In the biggest escalation of the Ukraine war since Moscow’s February 24 invasion, Mr Putin raised the spectre of a nuclear conflict, approved a plan to annex a chunk of Ukraine the size of Hungary, and called up 300,000 reservists.
“If the territorial integrity of our country is threatened, we will, without doubt, use all available means to protect Russia and our people – this is not a bluff,” Mr Putin said in a televised address to the nation.
Citing NATO expansion towards Russia’s borders, Mr Putin said the West was plotting to destroy his country, engaging in “nuclear blackmail” by allegedly discussing the potential use of nuclear weapons against Moscow, and accused the United States, the European Union and Britain of encouraging Ukraine to push military operations into Russia itself.
“In its aggressive anti-Russian policy, the West has crossed every line,” Mr Putin said. “This is not a bluff.
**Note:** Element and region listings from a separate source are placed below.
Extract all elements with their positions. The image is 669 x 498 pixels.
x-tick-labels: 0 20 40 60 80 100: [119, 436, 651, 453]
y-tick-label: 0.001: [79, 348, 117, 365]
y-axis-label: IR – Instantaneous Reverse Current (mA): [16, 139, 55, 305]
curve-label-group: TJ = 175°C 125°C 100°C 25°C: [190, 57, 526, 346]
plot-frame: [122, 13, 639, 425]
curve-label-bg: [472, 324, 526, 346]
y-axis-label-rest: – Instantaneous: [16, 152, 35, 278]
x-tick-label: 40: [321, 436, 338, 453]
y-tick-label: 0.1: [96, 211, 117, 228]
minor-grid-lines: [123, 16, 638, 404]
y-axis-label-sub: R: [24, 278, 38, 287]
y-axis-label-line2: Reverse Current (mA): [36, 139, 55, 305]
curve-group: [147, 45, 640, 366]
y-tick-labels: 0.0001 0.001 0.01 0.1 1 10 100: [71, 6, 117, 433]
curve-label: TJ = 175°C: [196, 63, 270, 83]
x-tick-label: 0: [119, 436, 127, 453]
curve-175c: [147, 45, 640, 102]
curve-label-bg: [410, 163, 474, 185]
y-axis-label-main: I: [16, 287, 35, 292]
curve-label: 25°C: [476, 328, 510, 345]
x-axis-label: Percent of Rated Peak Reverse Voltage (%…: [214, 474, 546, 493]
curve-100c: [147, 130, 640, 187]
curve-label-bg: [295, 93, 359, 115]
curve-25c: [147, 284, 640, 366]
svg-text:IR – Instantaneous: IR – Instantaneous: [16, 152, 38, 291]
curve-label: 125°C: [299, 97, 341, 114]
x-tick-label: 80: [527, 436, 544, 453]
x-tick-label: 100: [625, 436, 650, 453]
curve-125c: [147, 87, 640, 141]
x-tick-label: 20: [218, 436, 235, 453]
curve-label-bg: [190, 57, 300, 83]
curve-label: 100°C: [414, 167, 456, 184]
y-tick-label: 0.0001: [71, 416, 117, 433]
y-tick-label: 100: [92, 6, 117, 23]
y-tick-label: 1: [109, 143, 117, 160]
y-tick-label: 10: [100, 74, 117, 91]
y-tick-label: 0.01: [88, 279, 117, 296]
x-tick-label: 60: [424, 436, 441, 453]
And those who try to blackmail us with nuclear weapons should know that the weathervane can turn and point towards them.”
The address, which followed a critical Russian battlefield defeat in northeastern Ukraine, fuelled speculation about the course of the war, the 69-year-old Kremlin chief’s future, and showed Mr Putin was doubling down on what he calls his “special military operation” in Ukraine.
In essence, Mr Putin is betting that by increasing the risk of a direct confrontation between the U.S.-led NATO military alliance and Russia — a step towards World War Three – the West will blink over its support for Ukraine, something it has shown no sign of doing so far.
Speaking shortly after Mr Putin, Defence Minister Sergei Shoigu said Russia would draft some 300,000 additional personnel out of some 25 million potential fighters at Moscow’s disposal.
The mobilisation, the first since the Soviet Union battled Nazi Germany in World War II, began immediately.
Ever since Boris Yeltsin handed Mr Putin the nuclear briefcase on the last day of 1999, his overriding priority has been to restore at least some of the great power status that Moscow lost when the Soviet Union collapsed in 1991.
Mr Putin has repeatedly railed against the U.S. for driving NATO’s eastward expansion, especially its courting of ex-Soviet republics such as Ukraine and Georgia, which Russia regards as part of its sphere of influence, an idea both nations reject.
Mr Putin said top government officials in several unnamed “leading” NATO countries had spoken of potentially using nuclear weapons against Russia.
He also accused the West of risking “nuclear catastrophe” by allowing Ukraine to shell the Zaporizhzhia nuclear power plant, which is under Russian control, something Kyiv denied.
Mr Putin gave his explicit support to referendums that will be held in the coming days in Ukraine controlled by Russian troops – the first step to formally annexing a chunk of Ukraine the size of Hungary.
The self-styled Donetsk (DPR) and the Luhansk People’s Republics (LPR), which Mr Putin recognised as independent just before the invasion, and Russian-installed officials in the Kherson and Zaporizhzhia regions have asked for votes.
“We will support the decision on their future, which will be made by the majority of residents in the Donetsk and Luhansk People’s Republics, Zaporizhzhia and Kherson,” Mr Putin said. “We cannot have no moral right to hand over people close to us to the executioners. We cannot but respond to their sincere desire to determine their own fate.”
That paves the way for the formal annexation of about 15 per cent of Ukrainian territory.
The West and Ukraine have condemned the referendum plan as an illegal sham and vowed never to accept its results.
French President Emmanuel Macron said the plans were “a parody.” Kyiv has denied persecuting ethnic Russians or Russian speakers.
But by formally annexing Ukrainian territories, Mr Putin is giving himself the potential pretext to use nuclear weapons from Russia’s arsenal, the largest in the world.